While the browsing ant is not as dangerous to humans as red fire ants, or as prolific in its threat to our native wildlife as the yellow crazy ant, they will outcompete local ants and insects.

Like the fire ant, they form super colonies and damage electrical infrastructure. They also reduce agricultural output and native vegetation by ‘farming’ other pest species like aphids and scale insects, which then damage the plants they are farmed on.

Did we reach them on time?

The browsing ants found in Darwin triggered a response under Australia’s National Environmental Biosecurity Response Agreement. First five infested sites in and around the port of Darwin were uncovered. Once surveillance commenced more browsing ant sites were found over a larger area beyond the port.

Our biggest fear stems from the fact the infestations were centered around freight sites connecting the port to a distribution network. Did browsing ants hitch a ride to other parts of Australia before the biosecurity breach was discovered? How far could they have got? Are there now other, unreported browsing ant infestations in Australia?

These questions remain unanswered.

Case studies on environmental biosecurity responses

The key difficulty in responding once the expanded browsing ant infestation was uncovered highlights flaws in the way we respond to environmental invaders. Time is crucial, especially when the infestation is centered on freight and transport hubs as in both these cases.

The Northern Territory government-led browsing ant eradication has now gone through a time-consuming process to obtain government resources to handle the larger infestation.

A different but related problem occurred with the North Queensland electric ant eradication. A very successful program that had removed over 90% of electric ant infestation sites in the Cairns area however it was put in limbo in December last year when their funding under the national biosecurity response agreement ran out. In this case, the Queensland government stepped in and provided funding to ensure key staff, detector dogs and resources were not lost to the program and the past eradication efforts were not wasted.
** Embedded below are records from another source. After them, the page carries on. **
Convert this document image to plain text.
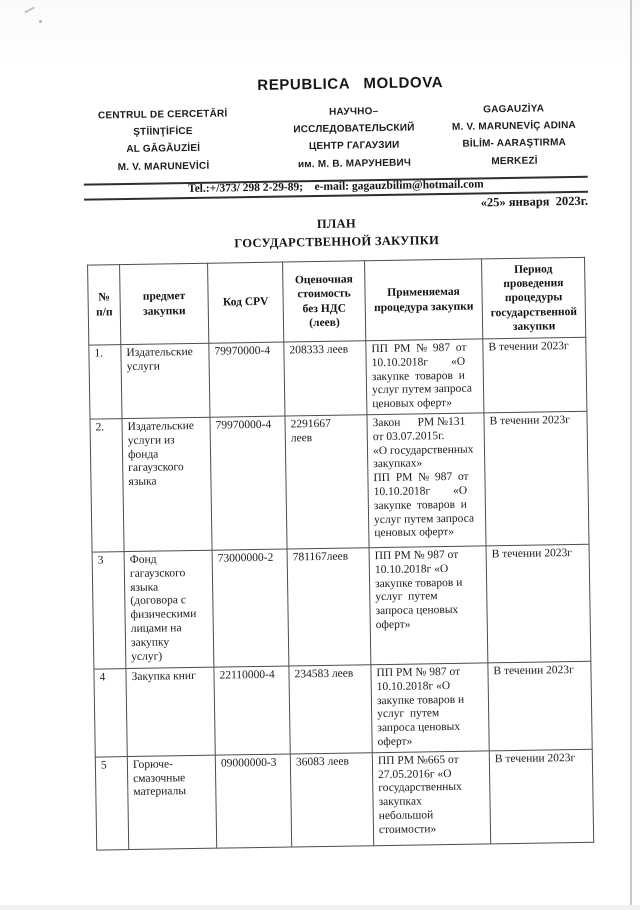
REPUBLICA MOLDOVA
CENTRUL DE CERCETĂRİ
ŞTİİNŢİFİCE
AL GĂGĂUZİEİ
M. V. MARUNEVİCİ
НАУЧНО–
ИССЛЕДОВАТЕЛЬСКИЙ
ЦЕНТР ГАГАУЗИИ
им. М. В. МАРУНЕВИЧ
GAGAUZİYA
M. V. MARUNEVİÇ ADINA
BİLİM- AARAŞTIRMA
MERKEZİ
Tel.:+/373/ 298 2-29-89;    e-mail: gagauzbilim@hotmail.com
«25» января  2023г.
ПЛАН
ГОСУДАРСТВЕННОЙ ЗАКУПКИ
№
п/п	предмет
закупки	Код CPV	Оценочная
стоимость
без НДС
(леев)	Применяемая
процедура закупки	Период
проведения
процедуры
государственной
закупки
1.	Издательские
услуги	79970000-4	208333 леев	ПП  РМ  №  987  от
10.10.2018г        «О
закупке  товаров  и
услуг путем запроса
ценовых оферт»	В течении 2023г
2.	Издательские
услуги из
фонда
гагаузского
языка	79970000-4	2291667
леев	Закон      РМ №131
от 03.07.2015г.
«О государственных
закупках»
ПП  РМ  №  987  от
10.10.2018г        «О
закупке  товаров  и
услуг путем запроса
ценовых оферт»	В течении 2023г
3	Фонд
гагаузского
языка
(договора с
физическими
лицами на
закупку
услуг)	73000000-2	781167леев	ПП РМ № 987 от
10.10.2018г «О
закупке товаров и
услуг  путем
запроса ценовых
оферт»	В течении 2023г
4	Закупка книг	22110000-4	234583 леев	ПП РМ № 987 от
10.10.2018г «О
закупке товаров и
услуг  путем
запроса ценовых
оферт»	В течении 2023г
5	Горюче-
смазочные
материалы	09000000-3	36083 леев	ПП РМ №665 от
27.05.2016г «О
государственных
закупках
небольшой
стоимости»	В течении 2023г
We have previously written about how eradication efforts stopped for the tropical invasive weed Koster’s curse after a second infestation was found, overwhelming the previously approved funding. A new cost-benefit study of the combined infestations was not undertaken when future nationally-funded eradication was ruled out.

In all three cases, the National Environmental Biosecurity Response Agreement has proved to be an inflexible, slow and unwieldy tool in responding to evolving environmental threats.

Future fears

The response in Perth was funded solely by the federal government and successfully controlled the browsing ant infestation at the airport.

However, we remain concerned about the area surrounding the airport and local transport and freight networks that could easily take browsing ants beyond the response zone. So far it remains unclear if a full vector analysis was carried out or if areas beyond the airport were surveyed.

Both the Perth and Darwin experiences reveal just how difficult it is to keep dangerous new invasive species out of Australia and to eliminate them if they breach our borders.

Gaps in our environmental biosecurity system continue to let in new invaders, and far too often we are failing to move hard and fast enough during the early stages of pest and disease invasions.

We failed to keep the plant-killing disease myrtle rust out of Australia. Now it’s beyond control and has spread throughout the eastern seaboard. We can’t afford to keep making the same mistakes.

If browsing ants have spread unknown across the country they are a ticking environmental time bomb.

There will be more updates on the browsing ant response in the coming months including government decisions about funding.